We believe the rule governing the sufficiency of the original notice or the need for additional notice, when changes are made by a zoning commission in a rezoning request, is set forth in 1 Anderson, American Law of Zoning, 179 (1968), as follows:

“If the change is so fundamental that it is no longer within reach of the notice of hearing, it will be necessary to publish a new notice. * * * If, however, the change is not substantial, a second hearing will be unnecessary. The problem was concisely summarized by a Florida court in the following language: 'As a general rule the notice must apprise the public of the suggested changes, and the zoning amendment must conform substantially to the proposed changes. Some deviation, however, may be immaterial where the variance is a liberalization of the proposed amendment rather than an enlarged restraint on the property involved. * * * A change may, of course, be “substantial” where an amendment makes a greater or more significant change-than that requested.’ ”
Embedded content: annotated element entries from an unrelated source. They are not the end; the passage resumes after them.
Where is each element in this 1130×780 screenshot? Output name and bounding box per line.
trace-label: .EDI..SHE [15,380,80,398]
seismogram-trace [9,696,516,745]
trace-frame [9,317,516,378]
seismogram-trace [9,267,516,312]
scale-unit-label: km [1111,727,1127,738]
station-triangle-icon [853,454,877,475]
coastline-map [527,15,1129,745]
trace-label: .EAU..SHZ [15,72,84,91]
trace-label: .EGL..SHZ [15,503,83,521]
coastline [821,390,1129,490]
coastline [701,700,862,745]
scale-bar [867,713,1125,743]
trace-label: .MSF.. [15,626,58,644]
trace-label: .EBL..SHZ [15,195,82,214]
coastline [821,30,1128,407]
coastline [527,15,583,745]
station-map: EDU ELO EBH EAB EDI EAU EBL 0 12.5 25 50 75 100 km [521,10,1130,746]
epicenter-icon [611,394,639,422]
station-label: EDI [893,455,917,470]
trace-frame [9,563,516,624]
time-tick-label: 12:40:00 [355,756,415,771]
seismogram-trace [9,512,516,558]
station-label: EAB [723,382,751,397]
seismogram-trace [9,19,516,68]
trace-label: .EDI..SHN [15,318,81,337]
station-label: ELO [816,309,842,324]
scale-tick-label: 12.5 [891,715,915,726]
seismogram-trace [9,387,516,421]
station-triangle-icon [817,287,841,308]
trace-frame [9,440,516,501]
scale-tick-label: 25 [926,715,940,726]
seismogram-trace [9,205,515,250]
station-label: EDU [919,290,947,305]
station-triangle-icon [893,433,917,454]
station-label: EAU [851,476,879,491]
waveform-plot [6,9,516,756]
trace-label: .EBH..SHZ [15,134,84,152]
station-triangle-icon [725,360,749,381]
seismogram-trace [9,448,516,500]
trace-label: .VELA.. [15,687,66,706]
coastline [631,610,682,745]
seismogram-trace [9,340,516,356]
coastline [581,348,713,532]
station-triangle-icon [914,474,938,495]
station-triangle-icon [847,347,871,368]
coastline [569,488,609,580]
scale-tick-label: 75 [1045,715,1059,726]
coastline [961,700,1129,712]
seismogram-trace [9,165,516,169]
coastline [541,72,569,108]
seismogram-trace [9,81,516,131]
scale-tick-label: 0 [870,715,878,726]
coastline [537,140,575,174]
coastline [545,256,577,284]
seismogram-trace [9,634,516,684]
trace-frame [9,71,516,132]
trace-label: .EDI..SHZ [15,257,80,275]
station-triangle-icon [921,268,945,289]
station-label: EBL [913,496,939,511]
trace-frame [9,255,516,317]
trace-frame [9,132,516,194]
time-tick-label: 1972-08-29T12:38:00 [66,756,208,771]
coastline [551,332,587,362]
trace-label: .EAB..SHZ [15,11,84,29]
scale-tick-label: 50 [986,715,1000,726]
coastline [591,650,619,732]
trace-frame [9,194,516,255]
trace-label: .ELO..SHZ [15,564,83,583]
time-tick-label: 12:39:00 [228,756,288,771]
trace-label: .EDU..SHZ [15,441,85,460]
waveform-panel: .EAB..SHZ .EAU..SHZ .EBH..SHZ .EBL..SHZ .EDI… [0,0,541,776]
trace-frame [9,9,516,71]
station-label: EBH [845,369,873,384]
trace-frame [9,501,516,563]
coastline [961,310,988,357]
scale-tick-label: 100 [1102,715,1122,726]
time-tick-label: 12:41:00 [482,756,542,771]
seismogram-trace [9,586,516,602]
In 1 Rathkopf, The Law of Zoning and Planning, 165-6 (Supp.1972), the principle governing the sufficiency of the original notice to embrace changes made in proposals is stated as follows:

“The true test (as to adequacy of notice) is whether the notice as published fairly apprised the average citizen reading it with the general purpose of what is contemplated.
“The final form of a proposed amendment may differ from the draft submitted to the public hearing. Changes may be made in passage if they are not of fundamental character.” (Citing Leventhal v. Buehler, 346 Mass. 185, 191 N.E. 2d 128 (1963).

See also Heaton v. City of Charlotte, supra; Naylor v. Salt Lake City Corporation, 17 Utah 2d 300, 410 P.2d 764 (1966); McGee v. City of Cocoa, 168 So.2d 766 (Fla.App.1964).

Petitioner could gain no advantage, other than delay, by requiring another notice and another public hearing. It received notice and it participated in the public hearing. It has not been legally prejudiced by the change in the zoning request and in *112the reduction of the area rezoned below that contained in the original request. It has no legal right, by reason of Intervenor’s amendment of his request and the rezoning of the lesser area, to be served with another notice and participate in another public hearing.

Petitioner also claims error on the part of the trial court in holding Petitioner es-topped from complaining about the passage of the ordinance accomplishing the rezoning of the 2.774 acre tract. It is not necessary for us to consider or decide this question, and we do not do so.

The judgment and decree should be affirmed.

It is so ordered.

McMANUS, C. J., and MONTOYA, J., concur.